熟睡している。それは、何か特別なことなのだろうか。
しかし、そこで私はあることを思い出した。
そういえば、ラノアの睡眠は意外と浅かったのである。
いや、正確に言えば、ラノアだけではない。クラーナも、そこまで睡眠が深い方ではないのである。
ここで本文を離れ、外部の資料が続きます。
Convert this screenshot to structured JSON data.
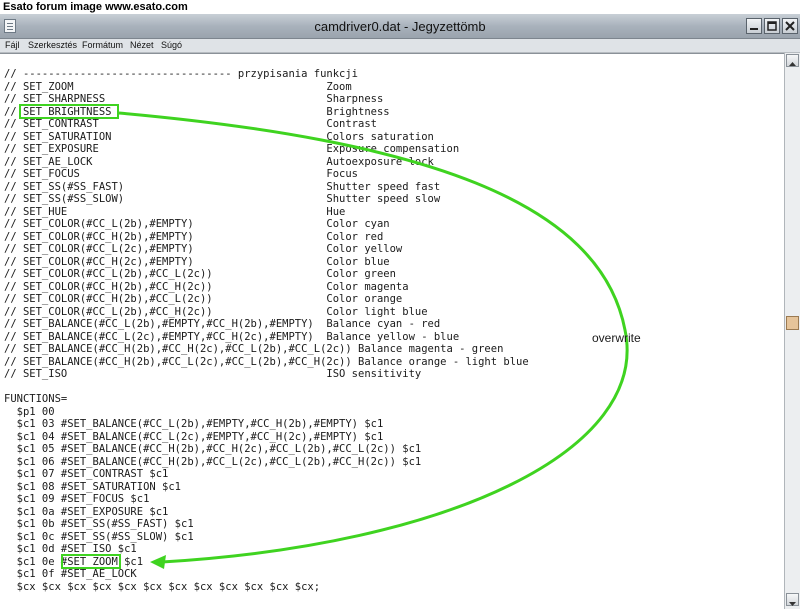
{
  "forum_caption": "Esato forum image www.esato.com",
  "window": {
    "title": "camdriver0.dat - Jegyzettömb",
    "icon": "notepad-icon",
    "controls": [
      "minimize-icon",
      "maximize-icon",
      "close-icon"
    ]
  },
  "menu": {
    "items": [
      "Fájl",
      "Szerkesztés",
      "Formátum",
      "Nézet",
      "Súgó"
    ]
  },
  "editor": {
    "lines": [
      "// --------------------------------- przypisania funkcji",
      "// SET_ZOOM                                        Zoom",
      "// SET_SHARPNESS                                   Sharpness",
      "// SET_BRIGHTNESS                                  Brightness",
      "// SET_CONTRAST                                    Contrast",
      "// SET_SATURATION                                  Colors saturation",
      "// SET_EXPOSURE                                    Exposure compensation",
      "// SET_AE_LOCK                                     Autoexposure lock",
      "// SET_FOCUS                                       Focus",
      "// SET_SS(#SS_FAST)                                Shutter speed fast",
      "// SET_SS(#SS_SLOW)                                Shutter speed slow",
      "// SET_HUE                                         Hue",
      "// SET_COLOR(#CC_L(2b),#EMPTY)                     Color cyan",
      "// SET_COLOR(#CC_H(2b),#EMPTY)                     Color red",
      "// SET_COLOR(#CC_L(2c),#EMPTY)                     Color yellow",
      "// SET_COLOR(#CC_H(2c),#EMPTY)                     Color blue",
      "// SET_COLOR(#CC_L(2b),#CC_L(2c))                  Color green",
      "// SET_COLOR(#CC_H(2b),#CC_H(2c))                  Color magenta",
      "// SET_COLOR(#CC_H(2b),#CC_L(2c))                  Color orange",
      "// SET_COLOR(#CC_L(2b),#CC_H(2c))                  Color light blue",
      "// SET_BALANCE(#CC_L(2b),#EMPTY,#CC_H(2b),#EMPTY)  Balance cyan - red",
      "// SET_BALANCE(#CC_L(2c),#EMPTY,#CC_H(2c),#EMPTY)  Balance yellow - blue",
      "// SET_BALANCE(#CC_H(2b),#CC_H(2c),#CC_L(2b),#CC_L(2c)) Balance magenta - green",
      "// SET_BALANCE(#CC_H(2b),#CC_L(2c),#CC_L(2b),#CC_H(2c)) Balance orange - light blue",
      "// SET_ISO                                         ISO sensitivity",
      "",
      "FUNCTIONS=",
      "  $p1 00",
      "  $c1 03 #SET_BALANCE(#CC_L(2b),#EMPTY,#CC_H(2b),#EMPTY) $c1",
      "  $c1 04 #SET_BALANCE(#CC_L(2c),#EMPTY,#CC_H(2c),#EMPTY) $c1",
      "  $c1 05 #SET_BALANCE(#CC_H(2b),#CC_H(2c),#CC_L(2b),#CC_L(2c)) $c1",
      "  $c1 06 #SET_BALANCE(#CC_H(2b),#CC_L(2c),#CC_L(2b),#CC_H(2c)) $c1",
      "  $c1 07 #SET_CONTRAST $c1",
      "  $c1 08 #SET_SATURATION $c1",
      "  $c1 09 #SET_FOCUS $c1",
      "  $c1 0a #SET_EXPOSURE $c1",
      "  $c1 0b #SET_SS(#SS_FAST) $c1",
      "  $c1 0c #SET_SS(#SS_SLOW) $c1",
      "  $c1 0d #SET_ISO $c1",
      "  $c1 0e #SET_ZOOM $c1",
      "  $c1 0f #SET_AE_LOCK",
      "  $cx $cx $cx $cx $cx $cx $cx $cx $cx $cx $cx $cx;"
    ]
  },
  "annotation": {
    "label": "overwrite",
    "color": "#3fd320"
  }
}
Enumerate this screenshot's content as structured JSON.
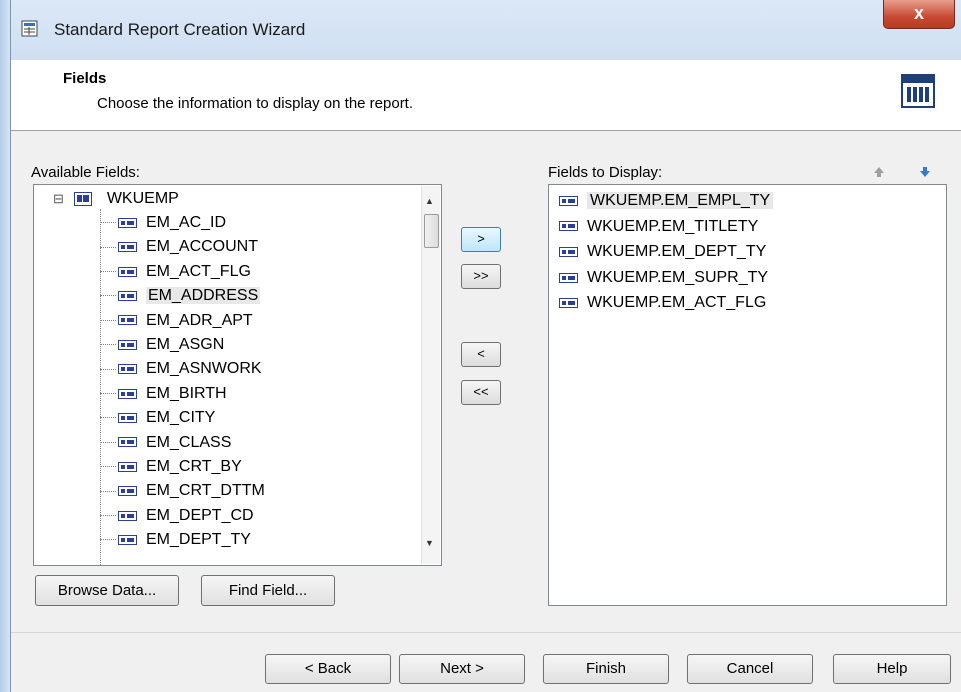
{
  "window": {
    "title": "Standard Report Creation Wizard",
    "close_glyph": "x"
  },
  "header": {
    "title": "Fields",
    "subtitle": "Choose the information to display on the report.",
    "icon": "table-report-icon"
  },
  "available": {
    "label": "Available Fields:",
    "root": "WKUEMP",
    "expander": "⊟",
    "fields": [
      "EM_AC_ID",
      "EM_ACCOUNT",
      "EM_ACT_FLG",
      "EM_ADDRESS",
      "EM_ADR_APT",
      "EM_ASGN",
      "EM_ASNWORK",
      "EM_BIRTH",
      "EM_CITY",
      "EM_CLASS",
      "EM_CRT_BY",
      "EM_CRT_DTTM",
      "EM_DEPT_CD",
      "EM_DEPT_TY"
    ],
    "selected_index": 3
  },
  "display": {
    "label": "Fields to Display:",
    "fields": [
      "WKUEMP.EM_EMPL_TY",
      "WKUEMP.EM_TITLETY",
      "WKUEMP.EM_DEPT_TY",
      "WKUEMP.EM_SUPR_TY",
      "WKUEMP.EM_ACT_FLG"
    ],
    "selected_index": 0
  },
  "move_buttons": {
    "add": ">",
    "add_all": ">>",
    "remove": "<",
    "remove_all": "<<"
  },
  "left_buttons": {
    "browse": "Browse Data...",
    "find": "Find Field..."
  },
  "footer": {
    "back": "< Back",
    "next": "Next >",
    "finish": "Finish",
    "cancel": "Cancel",
    "help": "Help"
  },
  "colors": {
    "accent": "#3c7fb1",
    "close": "#c74a32",
    "field_icon": "#2b3f9a",
    "arrow_up": "#a0a0a0",
    "arrow_down": "#3a78c8"
  }
}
「私達犬の獣人は、そこまで睡眠が深くないのよ。それは、犬の性質を受け継いでいるからと考えられているわ」
「ああ、確かに犬と人間の睡眠は違うと聞いたことがあるよ」
「ええ、まあ、周囲を警戒する必要があるのよね。眠っている間に、敵に襲われたりしたら、一たまりもない訳だし……」
「そうだよね……」
犬の獣人は、犬と人間と両方の性質を持つ。
睡眠に関しては、犬の方の性質が色濃く出ているようだ。
「だから、その性質を受け継いだ私達は、睡眠が少し浅いのよ。ちょっとのことで、起きたりするし……」
「そうだよね……クラーナもラノアも、結構起きているみたいだし」
「ええ、でも、今のラノアは完全に熟睡しているわ。これはきっと、安心しきっているからね」
「安心……」
クラーナの言葉を聞いて、私は改めてラノアの顔を見た。
彼女は、よく眠っている。その眠りは、浅いようには思えない。
「私もね、時々なんだけど、全然起きないことがあるの。それは、アノンと暮らすようになってからのことだわ」
「そ、そうなの?」
「ええ、あなたと暮らすようになって、警戒しないでいいと本能がわかるようになったのだと思うわ。まあ、もちろん、生まれ持った性ではあるから、いつもそういう訳にはいかないけど……でも、確かに変わっているわ」
「それは……なんだか、嬉しいよ」
クラーナやラノアが安心してくれている。
その事実は、私にとって嬉しいものだった。
これからも、二人が熟睡してくれると嬉しい。
私は、そんなことを思うのだった。